Blair will not be there for ever. During the election campaign, he will say that he will stay on for the full life of the next parliament. But no one really knows - perhaps even he doesn't really know yet. The euro campaign, which he is determined to fight, is a dangerous one. Both Gordon Brown and David Blunkett are clear contenders to replace him. Both are producing personal manifestos for after the election, and both of them are well aware that the electorate wants an answer to the question: "Where is the next Labour administration going?"
They are unlikely to come up with vastly differing answers, though Blunkett is more "Blairite" or "right-wing" on social issues than Brown. Both feel a strong commitment to ending poverty and improving public services. They hear, because we all do, the criticisms that the current prime minister is not ideological, not enough of a party man.

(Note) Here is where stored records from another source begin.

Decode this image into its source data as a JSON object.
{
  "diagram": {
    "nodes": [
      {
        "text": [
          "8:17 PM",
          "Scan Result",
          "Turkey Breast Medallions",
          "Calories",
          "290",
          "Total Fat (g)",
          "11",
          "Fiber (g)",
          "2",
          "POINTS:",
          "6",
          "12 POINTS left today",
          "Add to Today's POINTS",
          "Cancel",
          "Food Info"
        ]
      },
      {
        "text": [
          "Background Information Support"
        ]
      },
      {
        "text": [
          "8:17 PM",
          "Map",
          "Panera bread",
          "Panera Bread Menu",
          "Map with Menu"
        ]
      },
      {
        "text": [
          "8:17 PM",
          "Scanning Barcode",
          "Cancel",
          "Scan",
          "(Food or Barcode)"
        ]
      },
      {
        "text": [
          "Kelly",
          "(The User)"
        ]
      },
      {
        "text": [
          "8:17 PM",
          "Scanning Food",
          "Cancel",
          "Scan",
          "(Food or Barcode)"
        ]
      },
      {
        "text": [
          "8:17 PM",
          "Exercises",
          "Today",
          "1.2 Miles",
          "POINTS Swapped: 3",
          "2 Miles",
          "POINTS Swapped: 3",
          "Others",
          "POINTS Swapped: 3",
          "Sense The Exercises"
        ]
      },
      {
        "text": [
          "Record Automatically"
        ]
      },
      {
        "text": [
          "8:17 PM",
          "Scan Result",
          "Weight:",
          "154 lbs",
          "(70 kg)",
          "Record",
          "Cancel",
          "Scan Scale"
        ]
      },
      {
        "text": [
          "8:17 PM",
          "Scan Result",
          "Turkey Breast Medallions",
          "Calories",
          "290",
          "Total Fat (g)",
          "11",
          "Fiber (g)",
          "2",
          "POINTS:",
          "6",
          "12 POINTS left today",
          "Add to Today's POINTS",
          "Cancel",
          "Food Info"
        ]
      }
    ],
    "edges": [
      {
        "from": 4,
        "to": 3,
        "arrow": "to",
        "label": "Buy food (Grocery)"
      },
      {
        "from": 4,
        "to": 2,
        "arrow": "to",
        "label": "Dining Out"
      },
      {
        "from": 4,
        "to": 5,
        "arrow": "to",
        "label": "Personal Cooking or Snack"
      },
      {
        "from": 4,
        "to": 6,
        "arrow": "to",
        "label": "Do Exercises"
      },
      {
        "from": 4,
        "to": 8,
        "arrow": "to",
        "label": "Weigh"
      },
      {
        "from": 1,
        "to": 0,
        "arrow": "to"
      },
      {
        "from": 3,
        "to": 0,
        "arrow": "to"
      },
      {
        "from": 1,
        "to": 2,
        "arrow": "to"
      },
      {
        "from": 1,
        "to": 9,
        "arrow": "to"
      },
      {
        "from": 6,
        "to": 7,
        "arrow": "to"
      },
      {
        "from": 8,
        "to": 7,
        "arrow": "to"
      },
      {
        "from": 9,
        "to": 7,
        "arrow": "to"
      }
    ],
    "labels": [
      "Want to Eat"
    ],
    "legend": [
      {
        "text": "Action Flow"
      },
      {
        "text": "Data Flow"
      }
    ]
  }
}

But the job of leader is very unlike the job of departmental minister, even the job of Chancellor. You are leader of the country, all of it, not just of the party or your departmental cause. There is nowhere to hide. You are relentlessly observed, pilloried, blamed for things that are not your fault. Your private life is ransacked and impertinently analysed. A very strong sense of what you stand for is essential if you are to hold up against the persistent press campaigns and the focus groups.
Everyone at the apex of new Labour should be watching the Tory leadership contest with more than simple glee. There are lessons there. The electorate is wary of those who tack and change too much, who it suspects are not true to themselves. Look at Portillo's low ratings. Come to think of it, look at Hague's - a man who started off with a "common-sense" revolution, but then took two steps to the right each week. People like to know who they are voting for and what their vision is. I suspect that, after Blair, what Labour and the country will want is a leader with a clear sense of where they are going.
News that any would-be leader is prepared to set out his vision in black and white is only to be welcomed.